Juste à côté, la Sierra Leone n’est pas épargnée : Shandong Iron and Steel a annoncé le 13 juillet un investissement de 1,2 milliard d’euros en vue de sécuriser 10 millions de tonnes par an à prix préférentiel, issues du gisement de Tonkolili d’African Minerals. Cette junior minière est dirigée par l’Australo-Roumain Frank Timis, personnage haut en couleur critiqué pour ses exagérations sur les ressources minérales de ses concessions.

Eviter la monoactivité

Jusqu’à présent, l’Afrique ne fournissait que 4 % du fer mondial, mais les experts prévoient que le continent représentera plus de 15 % de la production d’ici dix ans. La Mauritanie, pays leader du continent avec sa Société nationale minière (Snim), ne sera donc plus isolée. La Guinée affiche même l’ambition de devenir le troisième producteur mondial.
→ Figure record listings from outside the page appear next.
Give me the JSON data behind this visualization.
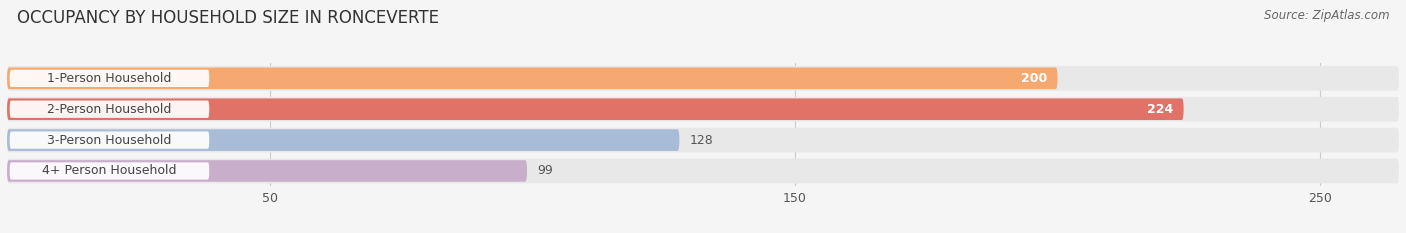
{
  "title": "OCCUPANCY BY HOUSEHOLD SIZE IN RONCEVERTE",
  "source": "Source: ZipAtlas.com",
  "categories": [
    "1-Person Household",
    "2-Person Household",
    "3-Person Household",
    "4+ Person Household"
  ],
  "values": [
    200,
    224,
    128,
    99
  ],
  "bar_colors": [
    "#f5a870",
    "#e07268",
    "#a8bcd8",
    "#c9aecb"
  ],
  "label_colors": [
    "white",
    "white",
    "#555555",
    "#555555"
  ],
  "xlim": [
    0,
    265
  ],
  "xticks": [
    50,
    150,
    250
  ],
  "background_color": "#f5f5f5",
  "bar_background_color": "#e8e8e8",
  "title_fontsize": 12,
  "source_fontsize": 8.5,
  "label_fontsize": 9,
  "value_fontsize": 9
}
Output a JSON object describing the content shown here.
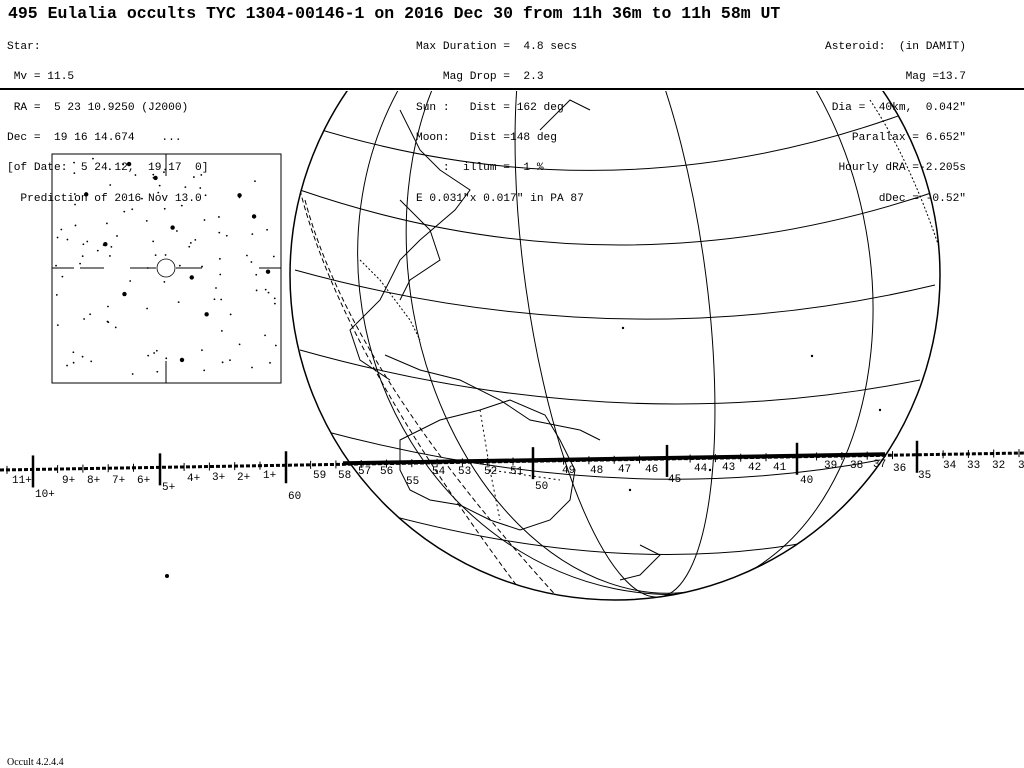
{
  "title": "495 Eulalia occults TYC 1304-00146-1 on 2016 Dec 30 from 11h 36m to 11h 58m UT",
  "star": [
    "Star:",
    " Mv = 11.5",
    " RA =  5 23 10.9250 (J2000)",
    "Dec =  19 16 14.674    ...",
    "[of Date:  5 24 12,  19 17  0]",
    "  Prediction of 2016 Nov 13.0"
  ],
  "event": [
    "Max Duration =  4.8 secs",
    "    Mag Drop =  2.3",
    "Sun :   Dist = 162 deg",
    "Moon:   Dist =148 deg",
    "    :  illum =  1 %",
    "E 0.031\"x 0.017\" in PA 87"
  ],
  "asteroid": [
    "Asteroid:  (in DAMIT)",
    "Mag =13.7",
    "Dia =  40km,  0.042\"",
    "Parallax = 6.652\"",
    "Hourly dRA =-2.205s",
    "dDec = -0.52\""
  ],
  "path_labels": [
    "11+",
    "10+",
    "9+",
    "8+",
    "7+",
    "6+",
    "5+",
    "4+",
    "3+",
    "2+",
    "1+",
    "60",
    "59",
    "58",
    "57",
    "56",
    "55",
    "54",
    "53",
    "52",
    "51",
    "50",
    "49",
    "48",
    "47",
    "46",
    "45",
    "44",
    "43",
    "42",
    "41",
    "40",
    "39",
    "38",
    "37",
    "36",
    "35",
    "34",
    "33",
    "32",
    "3"
  ],
  "version": "Occult 4.2.4.4"
}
Le Sénégal n’est pas oublié : il attend la création d’une coentreprise entre l’indien NMDC et ArcelorMittal pour l’exploitation du gisement de Falémé. Dans d’autres régions du continent, des pays riches en fer comme Madagascar (en négociation avec le sidérurgiste chinois Wisco) et le Gabon sont aussi courtisés.

Les gouvernements des pays ouest-africains à fort potentiel sont évidemment enthousiastes : « Cela faisait cinquante ans que nous étions assis sur des gisements sans rien en faire ! Demain, on pourra comparer le fer guinéen au pétrole nigérian, en termes d’apport à l’économie nationale », s’exclamait fin juin Mahmoud Thiam, le ministre guinéen des Mines. Reste à savoir si tous ces mégaprojets annoncés à grand renfort de publicité verront bien tous le jour, survivront aux aléas politiques et profiteront au plus grand nombre. Et si les pays concernés par cette aubaine sauront éviter l’écueil de la monoactivité.